Dairy processors in the United Kingdom are working flat out to ensure the flow of food to retail outlet shelves is uninterrupted during the recent surge in demand for the basic foods caused by the coronavirus pandemic.
Normal consumer behavioural trends have all gone off the scale as more people stockpile supplies and buy more perishable foods such as milk, cheese, bread and eggs more frequently.
The recent government advice to stay at home and avoid public places is diverting foodservice and on-the-go consumption back into the home, pushing up retail purchases.
It is reported that this is already happening with a surge in retail purchases of liquid milk and minced beef for example, and a drop-off in the use of coffee shops and restaurants.
Processors supplying retail markets are already witnessing an uplift in demand and are sourcing extra supplies to ensure they can continue to operate and have no logistical issues with getting product to stores.
They are also offering temporary employment to those people who have lost their jobs in a bid to keep up with demand and ensure produce gets delivered.
However, the processors know they need to be careful and prepare for the drop in demand when the virus passes through to ensure they are not left with produce they cannot sell.
Food service accounts for 10 to 15% of the UK’s liquid milk sector, which in turn represents about 50% of UK milk consumption.
“The food service sector is struggling big time and it’s getting worse every day,” Chris Gooderham, AHDB Dairy head of markets specialist, said.
“However, while cafes and restaurants were suffering a huge fall in demand, hospitals and schools, which account for a big element of food service milk use, were still operating.
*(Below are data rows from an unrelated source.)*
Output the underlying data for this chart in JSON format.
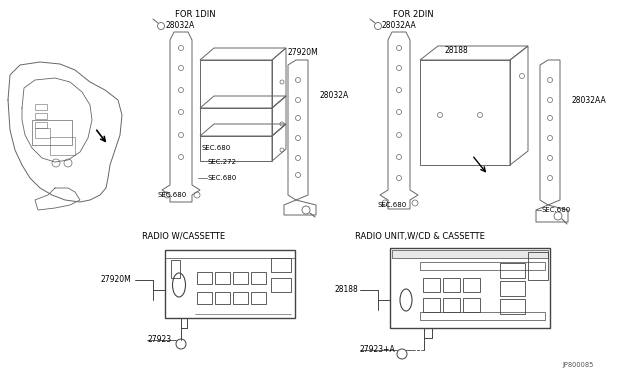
{
  "bg_color": "#ffffff",
  "line_color": "#666666",
  "labels": {
    "for_1din": "FOR 1DIN",
    "for_2din": "FOR 2DIN",
    "radio_cassette": "RADIO W/CASSETTE",
    "radio_cd": "RADIO UNIT,W/CD & CASSETTE",
    "p28032A_1": "28032A",
    "p28032A_2": "28032A",
    "p28032AA_1": "28032AA",
    "p28032AA_2": "28032AA",
    "p27920M_1": "27920M",
    "p27920M_2": "27920M",
    "p28188_1": "28188",
    "p28188_2": "28188",
    "sec680_1": "SEC.680",
    "sec680_2": "SEC.680",
    "sec680_3": "SEC.680",
    "sec680_4": "SEC.680",
    "sec680_5": "SEC.680",
    "sec272": "SEC.272",
    "p27923_1": "27923",
    "p27923_2": "27923+A",
    "jp": "JP800085"
  }
}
“It’s more the impact on individual processors. Cash flow will be a big issue for them,” Gooderham said. “It will be fairly rocky for certain processors.”
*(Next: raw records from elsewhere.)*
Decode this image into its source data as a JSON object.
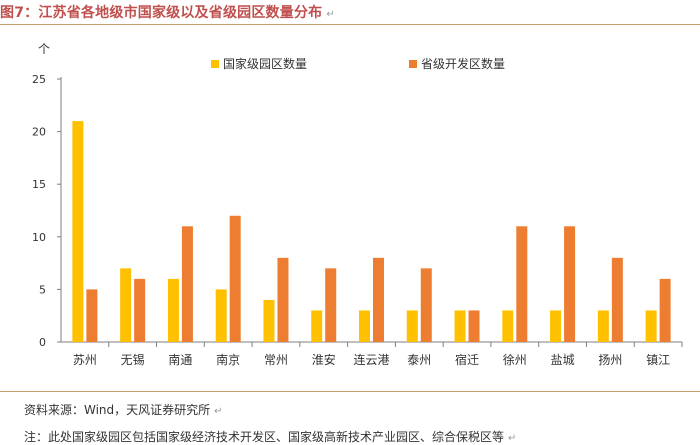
{
  "figure_title": "图7：江苏省各地级市国家级以及省级园区数量分布",
  "source_text": "资料来源：Wind，天风证券研究所",
  "note_text": "注：此处国家级园区包括国家级经济技术开发区、国家级高新技术产业园区、综合保税区等",
  "pilcrow": "↵",
  "chart_data": {
    "type": "bar",
    "unit_label": "个",
    "categories": [
      "苏州",
      "无锡",
      "南通",
      "南京",
      "常州",
      "淮安",
      "连云港",
      "泰州",
      "宿迁",
      "徐州",
      "盐城",
      "扬州",
      "镇江"
    ],
    "series": [
      {
        "name": "国家级园区数量",
        "color": "#ffc000",
        "values": [
          21,
          7,
          6,
          5,
          4,
          3,
          3,
          3,
          3,
          3,
          3,
          3,
          3
        ]
      },
      {
        "name": "省级开发区数量",
        "color": "#ed7d31",
        "values": [
          5,
          6,
          11,
          12,
          8,
          7,
          8,
          7,
          3,
          11,
          11,
          8,
          6
        ]
      }
    ],
    "ylim": [
      0,
      25
    ],
    "yticks": [
      0,
      5,
      10,
      15,
      20,
      25
    ],
    "grid": false,
    "legend": "top-center"
  }
}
There would also be knock-on effects for the spot market, as food service demands change and spot volumes fluctuate.
There has been much recent speculation about the track of spot milk prices, which have fluctuated between 31p/litre and 25p/litre in the past couple of weeks.
“It’s difficult to tell if the downturn in spot prices is due to concerns on Covid19 or just the fact milk production has started to pick up after being flat from the turn of the year.
“We would normally expect spot prices to reduce in March, as we start the run-up to the spring peak,” Gooderham added.
Meanwhile across Europe, following months of relative price stability, settled values on European Union dairy futures have shifted down as the impact of the virus continued to be felt across the industry.
According to AHDB, settled values on futures contracts provide a good indicator of how market participants expect prices to move, based on current conditions.
The latest drops will reflect the concerns over the impacts of lower demand and rising product availability on dairy product prices.
The forward milk price equivalent (FMPE) value combines settled prices for butter and SMP futures contracts on the EEX exchange. Between October 2019 and February 2020, the FMPE remained in the region of €35 to €39 per 100kg for contracts expiring April through August.
As Covid-19 spread across Europe however, market sentiment shifted, and settled prices fell. In early March, before governments starting restricting social mobility, FMPE fell about 11% to about €34/100kg.
More recently, there was a further drop, with FMPE falling to around €30/100kg for contracts with April through June expiry dates.
BREXIT TRADE TALKS
Although Covid-19 has overshadowed most thoughts about Brexit British Prime Minister Boris Johnston has said he is still forging ahead with plans to draw up an exit trade deal with the EU.
However, the latest talks set up to debate the deal have been put on hold given the fast moving severity of the pandemic and the fact that the European Commission’s chief negotiator, Michel Barnier, revealed he had tested positive for the virus.